From a Lay Leader's Desk

A series of opinion articles from lay leaders in our synod.


The Job Interview I Failed

Apr 30, 2019

An article by MNYS Vice President Renée Wicklund

In terms of my professional life, I’ve been fortunate. After law school I clerked for a federal appellate judge and worked more than a decade with a large law firm. Then I took time off when my son was young, and when I didn’t want to return to the large firm, I encountered an ideal opportunity, at an upstart firm representing non-profit organizations, where I remain today. It’s a short resume.

But early on, before my legal career, there was one opportunity that didn’t work out: becoming a minister.

Although I was baptized in the Missouri Synod, my family was not church-going after my parents divorced, when I was five. Still, from childhood I found myself pulled to faith. At a Catholic high school, I attended mass at least weekly, and put so much effort into required theology classes that one Franciscan friar advised me to consider ministry as a career. Imagine that—a Franciscan advising a teenage girl to consider ministry. When I moved at 16 to Germany, I found an evangelische church home. In college, majoring in religious studies, I affiliated with the ELCA and became active in Lutheran Campus Ministry, eventually serving as vestry president.

Toward the end of college came a time of discernment, as I wondered whether ministry was the natural fit I had once assumed—and if it was, why I was feeling so ambivalent.

I decided to buy some time. After college graduation, I enrolled in the University of Chicago Divinity School, but in the academic doctorate program, not the M.Div. program. I studied theology and history of Christianity, right alongside M.Div. students. And by the time I finished my master’s degree, I realized something: that I lack the gift of patience and the day-to-day administrative talents that make an effective minister, and most importantly, that I felt no real sense of call to ordination.

I appreciated having certainty on the issue. On the other hand, being in my young 20s and concluding, after considerable discernment, that I was not cut out for ordination seemed a lot like failing a job interview with the Holy Spirit. If I wanted to enter the ministry, and if my path up till then seemed to be leading toward the ministry, why wasn’t I feeling a call? Why, to the contrary, was I feeling like I would not be very good at that vocation?

Twenty-three years old and already a failure. “Thanks a lot, Holy Spirit!”

So I did, I suppose, what many young people do who are book-smart and lacking direction: I went to law school. Then I graduated, met my husband, had a son, became active in community, church, and synod. Life moved on.

Last February, when I was approached about whether I would consider standing for MNYS vice-president, I entered a new period of discernment, to think about what the job would entail, and whether it matched with the skills I’ve acquired in adulthood. These days, I know about the law, and about non-profit governance, corporate boards, managing colleagues, and running meetings. I’ve also learned a lot in 15 years on and off the synod council, plus service on half a dozen committees and task forces. I began to see that where I am in life, now, aligns well with the vice-president position.

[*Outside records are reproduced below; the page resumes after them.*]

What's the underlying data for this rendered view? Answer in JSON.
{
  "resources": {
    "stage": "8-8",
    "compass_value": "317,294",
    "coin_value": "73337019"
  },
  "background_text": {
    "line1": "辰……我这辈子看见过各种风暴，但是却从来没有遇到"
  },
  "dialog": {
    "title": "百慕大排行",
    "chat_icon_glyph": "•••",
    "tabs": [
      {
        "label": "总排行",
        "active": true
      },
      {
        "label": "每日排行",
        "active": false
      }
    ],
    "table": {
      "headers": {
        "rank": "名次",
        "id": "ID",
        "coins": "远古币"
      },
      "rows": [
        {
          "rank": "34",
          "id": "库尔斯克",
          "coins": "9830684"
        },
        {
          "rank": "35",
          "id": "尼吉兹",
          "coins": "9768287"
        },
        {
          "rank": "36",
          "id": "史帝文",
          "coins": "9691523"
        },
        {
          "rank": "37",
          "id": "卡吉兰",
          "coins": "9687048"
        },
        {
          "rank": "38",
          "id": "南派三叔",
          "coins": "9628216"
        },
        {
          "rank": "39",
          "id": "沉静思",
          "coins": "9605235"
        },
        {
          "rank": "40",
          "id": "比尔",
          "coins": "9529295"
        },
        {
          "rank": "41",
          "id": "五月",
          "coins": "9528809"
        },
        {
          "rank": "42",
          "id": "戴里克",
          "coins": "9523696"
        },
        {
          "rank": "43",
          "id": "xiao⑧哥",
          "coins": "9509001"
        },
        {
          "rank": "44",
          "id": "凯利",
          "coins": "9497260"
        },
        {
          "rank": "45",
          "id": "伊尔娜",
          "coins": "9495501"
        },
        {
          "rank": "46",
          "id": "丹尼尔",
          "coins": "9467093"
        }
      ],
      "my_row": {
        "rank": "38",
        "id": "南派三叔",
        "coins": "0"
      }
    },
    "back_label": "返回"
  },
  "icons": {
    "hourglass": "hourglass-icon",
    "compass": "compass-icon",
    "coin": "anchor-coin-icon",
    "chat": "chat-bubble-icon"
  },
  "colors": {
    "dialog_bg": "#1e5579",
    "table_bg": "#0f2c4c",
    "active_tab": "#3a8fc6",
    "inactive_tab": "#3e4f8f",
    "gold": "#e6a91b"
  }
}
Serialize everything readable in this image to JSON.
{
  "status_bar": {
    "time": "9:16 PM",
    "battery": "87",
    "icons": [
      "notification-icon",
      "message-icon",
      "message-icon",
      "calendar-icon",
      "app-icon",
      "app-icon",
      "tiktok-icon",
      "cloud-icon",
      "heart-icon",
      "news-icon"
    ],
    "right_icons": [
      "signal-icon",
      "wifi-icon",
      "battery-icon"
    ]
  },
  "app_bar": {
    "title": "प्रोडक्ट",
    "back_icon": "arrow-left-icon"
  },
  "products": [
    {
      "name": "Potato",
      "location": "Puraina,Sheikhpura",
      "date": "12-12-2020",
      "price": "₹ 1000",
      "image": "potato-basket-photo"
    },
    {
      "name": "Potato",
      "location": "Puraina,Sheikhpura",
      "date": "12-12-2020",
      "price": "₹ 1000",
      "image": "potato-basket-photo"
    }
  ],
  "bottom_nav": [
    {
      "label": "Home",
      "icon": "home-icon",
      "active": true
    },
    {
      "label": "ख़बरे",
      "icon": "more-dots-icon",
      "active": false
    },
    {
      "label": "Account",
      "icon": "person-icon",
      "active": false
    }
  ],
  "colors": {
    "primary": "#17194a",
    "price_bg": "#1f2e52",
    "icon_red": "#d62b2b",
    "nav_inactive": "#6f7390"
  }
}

And most importantly, I began to feel a sense of call, which only strengthened as the 2018 synod assembly drew nearer.

Finally, another 23 years after that first failed interview with the Holy Spirit, I realized what had been going on. I hadn’t really failed. Instead, the Holy Spirit had something different in mind for me, something that would take time and trust to discover. I was meant to build a legal career and, along that path, to become a professional who could fill the lay role of vice-president.

Lacking a call to ordination is not the same as lacking a call to service. It never was.

As we approach this year’s assembly, I encourage lay members throughout our synod to consider whether the Holy Spirit may be calling them to greater service, and what skills they may have acquired to prepare for such roles, even without realizing it was happening. There is a path for each of us. The Holy Spirit will reveal it in time, and maybe that time is now.